La strategia del Governo volta esclusivamente a chiudere le porte del carcere al mondo esterno, senza un contestuale intervento strutturale sul problema del sovraffollamento [54], non risulta sufficiente ad impedire la diffusione del covid-19 tra le mura degli istituti penitenziari [55]. Tale consapevolezza ha costretto l’esecutivo a cambiare rotta. Da qui il già menzionato intervento operato con il d.l. 17 marzo 2020, n. 18 [56], che ha introdotto soluzioni volte a favorire l’espiazione della pena in forma extramuraria per le persone già detenute e, al tempo stesso, ha cercato di evitare l’ingresso in carcere dei condannati a pena detentiva, in procinto di espiarla [57]. Lo strumento principale è stato individuato nell’esecuzione domiciliare disciplinata dall’art. 1 della legge n. 199/2010 [58], oggetto di una semplificazione procedimentale [59], che avrebbe dovuto accelerare i tempi di risposta per l’accesso alla misura. Condizionale quanto mai doveroso, considerata la scelta di conservare il limite edittale di diciotto mesi previsto nella disciplina generale e la previsione del controllo mediante braccialetto elettronico, obbligatorio tutte le volte in cui la pena da eseguire sia superiore a sei mesi [60]. Poco aggiunge, sotto questo profilo, il decreto del Presidente del Consiglio che segna la cosiddetta “Fase 2”. Invero, con alcune raccomandazioni, chiede (probabilmente ai giudici) di valutare, per i nuovi ingressi sintomatici, la possibilità di misure alternative di detenzione domiciliare e, con riguardo ai detenuti potenzialmente destinatari di permessi e della semilibertà «di modificare i relativi regimi in modo da evitare l’uscita e il rientro dalle carceri, valutando la possibilità di misure alternative di detenzione domiciliare» [61]. Un capitolo a parte, meritano i condannati affetti da particolari patologie.
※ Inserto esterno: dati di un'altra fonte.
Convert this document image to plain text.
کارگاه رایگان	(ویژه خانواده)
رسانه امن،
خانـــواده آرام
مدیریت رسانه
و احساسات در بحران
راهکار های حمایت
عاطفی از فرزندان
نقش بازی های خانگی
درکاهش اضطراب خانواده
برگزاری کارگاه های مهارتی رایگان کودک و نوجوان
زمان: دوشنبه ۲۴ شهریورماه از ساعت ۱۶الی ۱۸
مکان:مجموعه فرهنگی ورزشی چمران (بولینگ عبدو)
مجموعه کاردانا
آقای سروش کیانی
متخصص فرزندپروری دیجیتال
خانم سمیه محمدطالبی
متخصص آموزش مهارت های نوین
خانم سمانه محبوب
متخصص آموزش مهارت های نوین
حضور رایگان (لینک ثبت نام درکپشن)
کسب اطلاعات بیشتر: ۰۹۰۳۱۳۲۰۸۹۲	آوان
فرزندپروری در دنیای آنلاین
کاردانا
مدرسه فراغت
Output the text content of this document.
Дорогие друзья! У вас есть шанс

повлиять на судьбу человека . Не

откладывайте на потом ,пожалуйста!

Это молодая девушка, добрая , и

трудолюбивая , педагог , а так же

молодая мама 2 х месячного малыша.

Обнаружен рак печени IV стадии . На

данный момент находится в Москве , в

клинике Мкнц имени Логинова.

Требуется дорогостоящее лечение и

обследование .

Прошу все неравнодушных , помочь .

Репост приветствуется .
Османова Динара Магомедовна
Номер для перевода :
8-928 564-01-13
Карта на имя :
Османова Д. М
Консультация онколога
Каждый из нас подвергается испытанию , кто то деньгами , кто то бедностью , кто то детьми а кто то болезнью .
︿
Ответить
Sotto questo profilo, occorre far riferimento alla nota del 23 marzo 2020, n. 95907, con la quale la Direzione generale detenuti e trattamento del Dipartimento dell’Amministrazione penitenziaria ha invitato le Direzioni degli istituti penitenziari a comunicare, con solerzia, all’Autorità giudiziaria, il nominativo dei ristretti che si trovino in condizioni di salute già gravi a causa di malattie croniche specificamente indicate, alle quali è possibile [continua ..]


7. Considerazioni di sintesi

L’esame delle disposizioni adottate dal legislatore in questi mesi di emergenza sanitaria da coronavirus porta inevitabilmente a rilevare come le stesse celino un messaggio politico: «far rientrare il più presto possibile in cella i detenuti mafiosi già scarcerati» [84]. Ci si dimentica così che, al cuore dei provvedimenti adottati dalla magistratura di sorveglianza, vi è l’impossibilità di apprestare cure adeguate nel contesto penitenziario, nei confronti di detenuti, la cui pericolosità sociale non risulta né ignorata, né sottovalutata, ma semplicemente posta in doveroso bilanciamento con altri interessi meritevoli di tutela. Ma non basta. Il costante aumento dei soggetti positivi al virus all’interno delle carceri [85] evidenzia limpidamente come l’istituzione penitenziaria non si presenti assolutamente sicura e immune dalla diffusione del­l’epidemia. In tale prospettiva, risulta di primaria necessità una sinergia tra amministrazione penitenziaria e sanità regionale che permetta di salvare figli, padri, madri, nonni, i quali hanno diritto di sfuggire al contagio e di garantire agli stessi di godere di quella tutela costituzionale riconosciuta e garantita dal legislatore nazionale e dalle norme sovranazionali.